What happens to your property when you outlive your spouse?

Dear Len & Rosie,

I own a home and the deed is in my name only. My wife and I have been married for 23 years and she is a Japanese citizen. If I die, will my wife be able to get the home even though her name is not on the deed? Should I put her name on the deed?

Bob

Dear Bob,

What ever you do, don’t leave things alone, because if you die without a will or a trust, and your wife isn’t on title to the home with you, then you’re inaction is going to make things very difficult for her after your death. You need an estate plan.

If you die first, and you don’t have at least a will, then your wife will inherit all of the community property and either one-half of your separate property, if you have no children or only one child. If you have more than one child, your widow shall inherit only one-third of your separate property, together with the community property. The rest will wind up in the hands of your children or more distant relatives.

Only the portion of the home that you already bought and paid for prior to getting married is your separate property. The portion of the principal balance of your home loan that you paid off during the twenty-three years of your marriage is community property, half owned by your wife, even though her name isn’t on the deed to your home. But that’s not good enough to ensure that she’ll inherit the home on your death, because your children or other family members may argue with your wife as to how much of your home is community property. You’re asking for trouble, especially if they don’t like your wife.

At the very least you need to make a will that leaves your home to your wife upon your death. If you want her to avoid having to file a spousal property petition, you should either create a revocable trust with your wife, or you can add her name to the title of your home.

There are two ways of doing this. More commonly, married couples own their homes in joint tenancy, but it’s better that the home be titled “husband and wife as community property with right of survivorship”. That way, the home will avoid probate upon the first death, but it will also be counted as community property for tax purposes. Upon the first death, the cost basis of 100% of the home (not just the dead spouse’s half) will be stepped up to its date-of-death value. This would allow your wife to sell the home if she wants to after your death while avoiding a great deal of capital gains tax.
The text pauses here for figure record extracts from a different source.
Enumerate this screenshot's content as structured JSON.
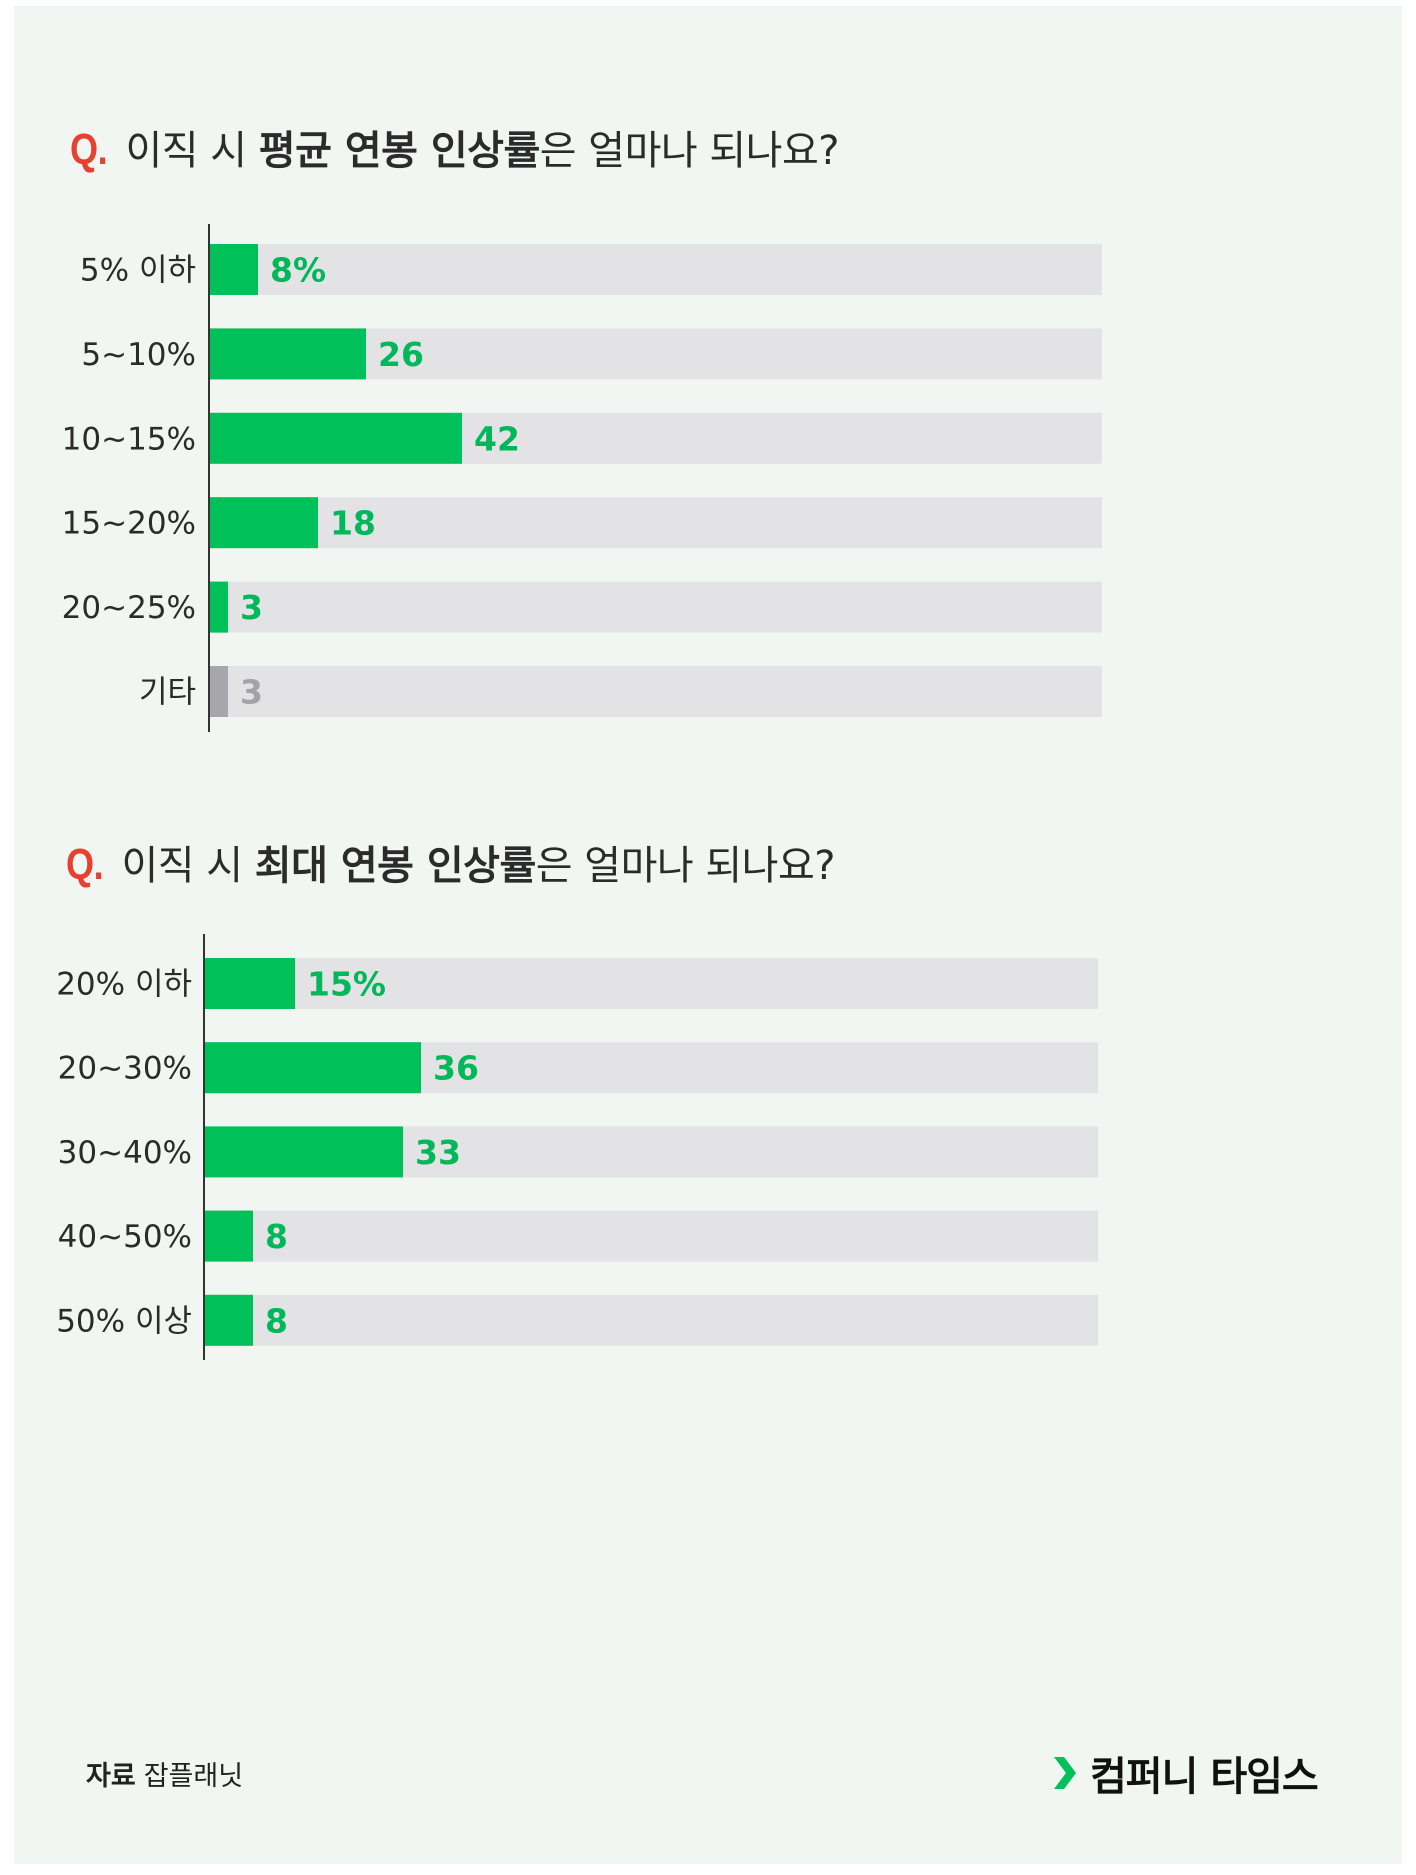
{
  "colors": {
    "bar_green": "#00c05a",
    "bar_gray": "#a6a6ac",
    "track": "#e3e3e6",
    "label_green": "#00b85a",
    "label_gray": "#a2a2a8",
    "q_mark": "#e8402f",
    "axis": "#333333"
  },
  "questions": [
    {
      "mark": "Q.",
      "text_pre": "이직 시 ",
      "text_bold": "평균 연봉 인상률",
      "text_post": "은 얼마나 되나요?"
    },
    {
      "mark": "Q.",
      "text_pre": "이직 시 ",
      "text_bold": "최대 연봉 인상률",
      "text_post": "은 얼마나 되나요?"
    }
  ],
  "chart_data": [
    {
      "type": "bar",
      "orientation": "horizontal",
      "title": "이직 시 평균 연봉 인상률은 얼마나 되나요?",
      "categories": [
        "5% 이하",
        "5~10%",
        "10~15%",
        "15~20%",
        "20~25%",
        "기타"
      ],
      "values": [
        8,
        26,
        42,
        18,
        3,
        3
      ],
      "value_labels": [
        "8%",
        "26",
        "42",
        "18",
        "3",
        "3"
      ],
      "highlight": [
        "green",
        "green",
        "green",
        "green",
        "green",
        "gray"
      ],
      "xlim": [
        0,
        100
      ],
      "unit": "%",
      "grid": false,
      "legend": "none"
    },
    {
      "type": "bar",
      "orientation": "horizontal",
      "title": "이직 시 최대 연봉 인상률은 얼마나 되나요?",
      "categories": [
        "20% 이하",
        "20~30%",
        "30~40%",
        "40~50%",
        "50% 이상"
      ],
      "values": [
        15,
        36,
        33,
        8,
        8
      ],
      "value_labels": [
        "15%",
        "36",
        "33",
        "8",
        "8"
      ],
      "highlight": [
        "green",
        "green",
        "green",
        "green",
        "green"
      ],
      "xlim": [
        0,
        100
      ],
      "unit": "%",
      "grid": false,
      "legend": "none"
    }
  ],
  "footer": {
    "source_label": "자료",
    "source_value": "잡플래닛",
    "brand": "컴퍼니 타임스"
  }
}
However, the best thing that the two of you could do is to create a revocable trust to avoid probate on the second death as well as the first, but if you choose to go with wills and holding title to the home in both of your names, do not forget that both of you need to create durable general powers of attorney and advance health care directives so that you may make important decisions for one another if either of you should become incapacitated.


Len & Rosie

intestate succession and what it means

Dear Len & Rosie,

I have a friend named who is in her 70’s. Her husband passed away three months ago. She and her husband got married recently, but had lived together for 30 years. He owned the house in his name alone. Unfortunately there was no will. She had lived with him in this house since about 1978. He has a daughter from a previous marriage who is trying to take the house. Additionally, she’s been told that since they were married for less than five years she’s not entitled to his Social Security. Is there anything I can do so that she can keep the house? I just can’t believe his daughter is entitled to take something that was never hers.

Debbie

Dear Debbie,

Your friend’s husband died without a will. That means his home and everything else in his estate shall pass by intestate succession - the word “intestate” means “no testament” as in “Last Will & Testament.” Intestate succession is the default estate plan created by the California Legislature. It’s their best guess as to how most people would want their assets distributed when they die. It’s a shame our government declined to disinherit wicked daughters from prior relationships.
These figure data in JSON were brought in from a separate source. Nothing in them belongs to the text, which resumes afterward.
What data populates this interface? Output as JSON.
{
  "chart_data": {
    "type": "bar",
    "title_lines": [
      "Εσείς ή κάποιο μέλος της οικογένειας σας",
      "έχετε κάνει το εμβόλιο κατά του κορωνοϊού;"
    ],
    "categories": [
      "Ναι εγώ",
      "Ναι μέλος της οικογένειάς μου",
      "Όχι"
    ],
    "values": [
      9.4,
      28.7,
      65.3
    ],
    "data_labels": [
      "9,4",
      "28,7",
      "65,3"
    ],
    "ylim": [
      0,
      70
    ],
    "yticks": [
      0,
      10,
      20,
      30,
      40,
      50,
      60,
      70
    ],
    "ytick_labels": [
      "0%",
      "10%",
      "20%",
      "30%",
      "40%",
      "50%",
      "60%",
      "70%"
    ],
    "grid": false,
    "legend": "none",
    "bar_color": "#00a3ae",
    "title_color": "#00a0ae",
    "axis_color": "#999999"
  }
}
In this case, your friend inherits all of the community property, but there probably isn’t any, as her husband was probably already retired when they got married. She will also inherit either one-half of his separate property, if her husband had only the one daughter, or one-third of the separate property if he had more than one child. So at best she’ll own half the home.

The only way your friend would be entitled to more than that is if she could prove that her husband promised to leave her everything, or at least the home, and that there’s a written contract or she acted to her own detriment in reliance of her husband’s promises. Please understand that this is a Hail Mary Pass and isn’t likely to succeed unless she has a lot of evidence in her favor.
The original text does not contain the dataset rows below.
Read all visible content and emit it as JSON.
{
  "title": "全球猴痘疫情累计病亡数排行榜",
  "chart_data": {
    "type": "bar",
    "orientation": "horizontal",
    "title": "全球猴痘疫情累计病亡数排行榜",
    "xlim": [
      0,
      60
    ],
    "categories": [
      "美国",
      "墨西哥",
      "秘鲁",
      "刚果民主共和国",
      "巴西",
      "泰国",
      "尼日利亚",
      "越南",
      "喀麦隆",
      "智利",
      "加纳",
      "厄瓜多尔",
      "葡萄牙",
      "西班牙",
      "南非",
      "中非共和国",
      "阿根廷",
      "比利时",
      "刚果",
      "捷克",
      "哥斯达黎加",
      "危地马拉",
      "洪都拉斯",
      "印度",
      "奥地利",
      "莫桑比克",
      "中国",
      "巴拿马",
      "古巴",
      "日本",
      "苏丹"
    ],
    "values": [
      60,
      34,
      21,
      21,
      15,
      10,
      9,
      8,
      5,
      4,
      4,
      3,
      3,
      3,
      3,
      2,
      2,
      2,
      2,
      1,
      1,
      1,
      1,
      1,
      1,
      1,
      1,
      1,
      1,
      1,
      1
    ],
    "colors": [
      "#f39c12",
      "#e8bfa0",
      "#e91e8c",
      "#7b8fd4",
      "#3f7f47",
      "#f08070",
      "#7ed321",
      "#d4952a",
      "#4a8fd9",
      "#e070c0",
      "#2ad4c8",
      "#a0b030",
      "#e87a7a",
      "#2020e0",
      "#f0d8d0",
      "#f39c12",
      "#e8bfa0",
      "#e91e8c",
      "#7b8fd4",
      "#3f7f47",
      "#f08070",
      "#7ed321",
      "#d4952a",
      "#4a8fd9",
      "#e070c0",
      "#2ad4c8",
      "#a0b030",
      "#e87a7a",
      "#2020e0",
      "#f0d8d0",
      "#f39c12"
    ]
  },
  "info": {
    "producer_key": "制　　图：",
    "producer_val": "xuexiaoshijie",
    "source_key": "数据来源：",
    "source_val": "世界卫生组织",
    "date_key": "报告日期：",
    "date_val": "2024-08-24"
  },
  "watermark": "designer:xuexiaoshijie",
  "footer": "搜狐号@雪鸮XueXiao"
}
Your friend’s husband could have avoided this problem by making a will, and he could have even done it for free by downloading the California Statutory Will form from the State Bar web page at www.calbar.ca.gov.  If he had wanted to protect his daughter too, he could have created a trust that gave his wife the right to live in the home until her death. But it’s too late for that. The best your friend can do now is to make a deal with her husband’s daughter. Maybe she’ll be willing to forgo selling the home now in return for inheriting the entire property upon her step-mother’s death.

As for Social Security, the rule is that you have to be married for one year for a surviving spouse to collect a pension off of the deceased spouse’s earning record.  If your friend’s husband died before their first anniversary, there’s nothing that can be done.

We hate to be the bearers of such bad tidings but we do so in the hope that readers of this column will take note. Getting married or divorced is always a reason to consult with an estate planning attorney to make sure that your affairs are in order. If your friend and her husband had done so, she wouldn’t be in such a trouble today.